Big Orange Flying Dinner Plate

by Luther Guin

 

Book Details

IT NEVER ENTERED HIS MIND THAT SUCH PEOPLE COULD EVEN EXIST

Having only been born at the tail end of the nineteenth century, Charlie Brady had never given the slightest thought of the possibility of lifeforms from another planet visiting Earth. That is until the day when such beings physically took him right off the planet. If that wasn’t traumatizing enough, those same beings repeated that same process on several other occasions. The nagging fear that he suffered on a daily basis over the possibilities of future abductions, combined with very terrestrial concerns, sent him scurrying across the United States, in hope that neither the people who were abducting from off the planet nor his Earthly fears will catch up to him. Read how Charlie deals with all of this.

 

About the Author

Luther Guin

I’ve lived a fairly unremarkable life Leading up to this point, but I have high hope that my next hundred years or so, will be better.
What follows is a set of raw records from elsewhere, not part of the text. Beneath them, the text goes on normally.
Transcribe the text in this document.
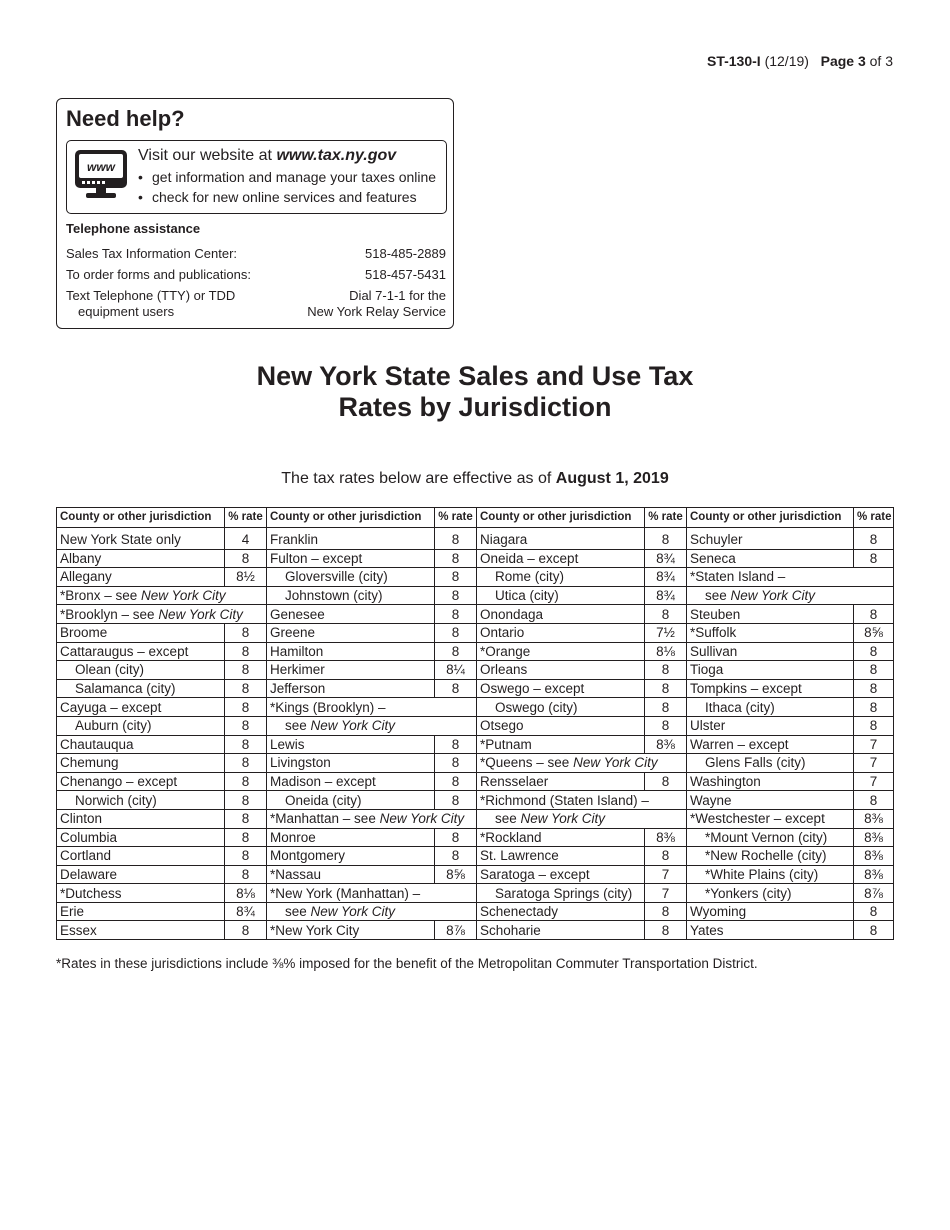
ST-130-I (12/19) Page 3 of 3
Need help?
www
Visit our website at www.tax.ny.gov
• get information and manage your taxes online
• check for new online services and features
Telephone assistance
Sales Tax Information Center:	518-485-2889
To order forms and publications:	518-457-5431
Text Telephone (TTY) or TDD
equipment users
Dial 7-1-1 for the
New York Relay Service
New York State Sales and Use Tax
Rates by Jurisdiction
The tax rates below are effective as of August 1, 2019
County or other jurisdiction	% rate	County or other jurisdiction	% rate	County or other jurisdiction	% rate	County or other jurisdiction	% rate
New York State only	4	Franklin	8	Niagara	8	Schuyler	8
Albany	8	Fulton – except	8	Oneida – except	8¾	Seneca	8
Allegany	8½	Gloversville (city)	8	Rome (city)	8¾	*Staten Island –	
*Bronx – see New York City		Johnstown (city)	8	Utica (city)	8¾	see New York City	
*Brooklyn – see New York City		Genesee	8	Onondaga	8	Steuben	8
Broome	8	Greene	8	Ontario	7½	*Suffolk	8⅝
Cattaraugus – except	8	Hamilton	8	*Orange	8⅛	Sullivan	8
Olean (city)	8	Herkimer	8¼	Orleans	8	Tioga	8
Salamanca (city)	8	Jefferson	8	Oswego – except	8	Tompkins – except	8
Cayuga – except	8	*Kings (Brooklyn) –		Oswego (city)	8	Ithaca (city)	8
Auburn (city)	8	see New York City		Otsego	8	Ulster	8
Chautauqua	8	Lewis	8	*Putnam	8⅜	Warren – except	7
Chemung	8	Livingston	8	*Queens – see New York City		Glens Falls (city)	7
Chenango – except	8	Madison – except	8	Rensselaer	8	Washington	7
Norwich (city)	8	Oneida (city)	8	*Richmond (Staten Island) –		Wayne	8
Clinton	8	*Manhattan – see New York City		see New York City		*Westchester – except	8⅜
Columbia	8	Monroe	8	*Rockland	8⅜	*Mount Vernon (city)	8⅜
Cortland	8	Montgomery	8	St. Lawrence	8	*New Rochelle (city)	8⅜
Delaware	8	*Nassau	8⅝	Saratoga – except	7	*White Plains (city)	8⅜
*Dutchess	8⅛	*New York (Manhattan) –		Saratoga Springs (city)	7	*Yonkers (city)	8⅞
Erie	8¾	see New York City		Schenectady	8	Wyoming	8
Essex	8	*New York City	8⅞	Schoharie	8	Yates	8
*Rates in these jurisdictions include ⅜% imposed for the benefit of the Metropolitan Commuter Transportation District.
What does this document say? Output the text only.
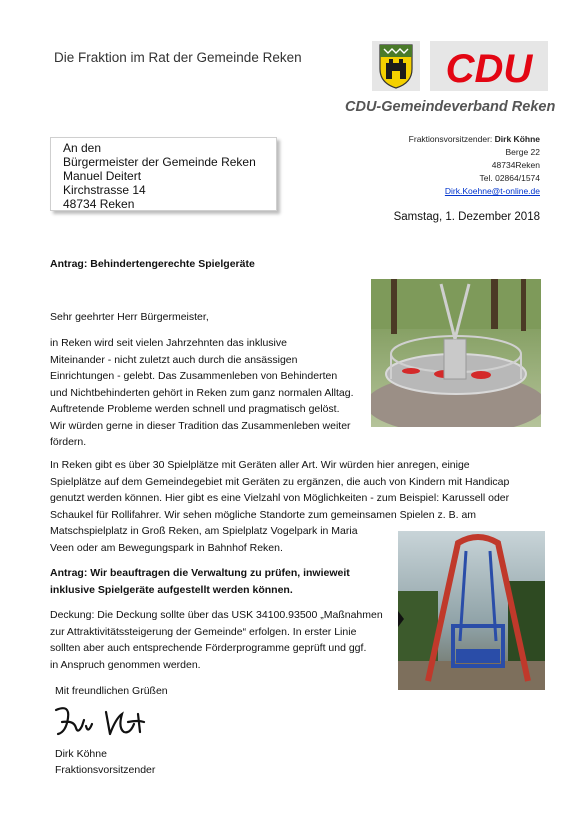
Die Fraktion im Rat der Gemeinde Reken	CDU
CDU-Gemeindeverband Reken
An den
Bürgermeister der Gemeinde Reken
Manuel Deitert
Kirchstrasse 14
48734 Reken
Fraktionsvorsitzender: Dirk Köhne
Berge 22
48734Reken
Tel. 02864/1574
Dirk.Koehne@t-online.de
Samstag, 1. Dezember 2018
Antrag: Behindertengerechte Spielgeräte
Sehr geehrter Herr Bürgermeister,
in Reken wird seit vielen Jahrzehnten das inklusive
Miteinander - nicht zuletzt auch durch die ansässigen
Einrichtungen - gelebt. Das Zusammenleben von Behinderten
und Nichtbehinderten gehört in Reken zum ganz normalen Alltag.
Auftretende Probleme werden schnell und pragmatisch gelöst.
Wir würden gerne in dieser Tradition das Zusammenleben weiter
fördern.
In Reken gibt es über 30 Spielplätze mit Geräten aller Art. Wir würden hier anregen, einige
Spielplätze auf dem Gemeindegebiet mit Geräten zu ergänzen, die auch von Kindern mit Handicap
genutzt werden können. Hier gibt es eine Vielzahl von Möglichkeiten - zum Beispiel: Karussell oder
Schaukel für Rollifahrer. Wir sehen mögliche Standorte zum gemeinsamen Spielen z. B. am
Matschspielplatz in Groß Reken, am Spielplatz Vogelpark in Maria
Veen oder am Bewegungspark in Bahnhof Reken.
Antrag: Wir beauftragen die Verwaltung zu prüfen, inwieweit
inklusive Spielgeräte aufgestellt werden können.
Deckung: Die Deckung sollte über das USK 34100.93500 „Maßnahmen
zur Attraktivitätssteigerung der Gemeinde“ erfolgen. In erster Linie
sollten aber auch entsprechende Förderprogramme geprüft und ggf.
in Anspruch genommen werden.
Mit freundlichen Grüßen
Dirk Köhne
Fraktionsvorsitzender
I’m a former State of Louisiana Employee. I retired after working there for thirty-five years. If only to myself, this piece of my life seems a bit noteworthy, because before I began working there in 1978, I must have had twenty or more jobs. Some of them lasted only one day. I never even considered writing until after my retirement in 2013. I figured that if I didn’t find something to occupy my time, other than eating, I could find myself too fat to get out of the house. I’m the third of five children. I was the first boy, and my first love was sports. I also loved science fiction. Mainly space adventures. That’s probably why my first two attempts in writing, dealt with those two subjects. I didn’t get married until I was almost thirty-two years old. Despite the fact that this marriage lasted a mere nine and a half years, my first wife and I had two great sons. I remarried in 2005 to a woman who brought a step-daughter into my life. This wife seems to know me as well or better than I do myself. She doesn’t possess the same appetite for writing that I have, but she does seem to know how much it means to me, and she allows me to slog through screw up after screw up. I don’t know where my writing will take me next. I suppose it will depend upon the success or failure of this work.